In the opening pages of Charles Dickens’ Great Expectations, Pip, the main character, confronts a convict in a churchyard, escaped from the Hulks. The Hulks were old ships converted to prison ships, that lay near shore and were dreadful places to keep people.
That was the early 19th century when prison was all about life-threatening punishment and the cruel abuse of power over the lives of wrongdoers. As the century moved on, conditions were marginally improved and land-based prisons replaced many of the old ships.
But hard regimes were still insisted on. Prison was largely bad for your health, and there was no sense of reforming you, turning you for the better so that when you returned to society you were unlikely to reoffend. But increasingly the knowledge was developed that in fact if you could reform people, especially the young, you had a good chance of turning them around.
Possibly the greatest reform you could make is to prevent people going into prison in the first place
I was a part of that system. I was soaked in post-Second World War education and redemption programmes that issued out from Her Majesty’s Prison Service’s reform of the young. The argument ran that most juvenile delinquents came from violent and poor social circumstances not of their own making. They were children who got ‘dragged up wrong’, so to speak. So let’s get them sorted to become useful functioning members of society asap.

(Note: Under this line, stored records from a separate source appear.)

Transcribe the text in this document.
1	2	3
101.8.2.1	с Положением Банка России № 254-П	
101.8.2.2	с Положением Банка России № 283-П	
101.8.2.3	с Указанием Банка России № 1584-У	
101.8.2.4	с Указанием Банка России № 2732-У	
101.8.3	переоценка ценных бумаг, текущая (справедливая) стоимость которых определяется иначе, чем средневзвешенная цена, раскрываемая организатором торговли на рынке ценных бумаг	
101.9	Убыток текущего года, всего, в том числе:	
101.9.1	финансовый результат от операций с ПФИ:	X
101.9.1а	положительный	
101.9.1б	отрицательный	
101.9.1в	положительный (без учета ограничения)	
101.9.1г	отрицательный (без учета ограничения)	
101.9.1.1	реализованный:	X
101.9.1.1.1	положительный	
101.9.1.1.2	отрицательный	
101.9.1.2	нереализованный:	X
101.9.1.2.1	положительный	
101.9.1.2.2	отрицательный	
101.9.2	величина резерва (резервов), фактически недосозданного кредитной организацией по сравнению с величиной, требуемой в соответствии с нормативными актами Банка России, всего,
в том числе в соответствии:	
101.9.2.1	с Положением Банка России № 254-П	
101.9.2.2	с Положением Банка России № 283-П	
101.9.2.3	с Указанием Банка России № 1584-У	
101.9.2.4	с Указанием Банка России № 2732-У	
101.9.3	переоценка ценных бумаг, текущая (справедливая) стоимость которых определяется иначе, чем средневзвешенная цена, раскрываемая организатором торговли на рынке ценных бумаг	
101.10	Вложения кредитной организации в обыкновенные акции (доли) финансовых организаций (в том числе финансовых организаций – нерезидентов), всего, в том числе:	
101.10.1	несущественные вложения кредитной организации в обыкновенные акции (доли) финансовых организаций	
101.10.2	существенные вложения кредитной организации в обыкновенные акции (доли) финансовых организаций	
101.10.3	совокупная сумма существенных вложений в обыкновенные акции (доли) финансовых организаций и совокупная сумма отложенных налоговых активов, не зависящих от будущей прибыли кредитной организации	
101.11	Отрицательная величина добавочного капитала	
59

What a wonder this service was. Rehabilitation. You go in bad and you come out better. Not just about depriving you of your freedoms for a number of years. But to set you alight with education, work training and social improvement. Not to mention a strong regime of health.
While in reformatory I learned to read properly, to run miles and to box more efficiently. As well as skills around work that stood me in good stead, including some printing classes that I could use later in my working life.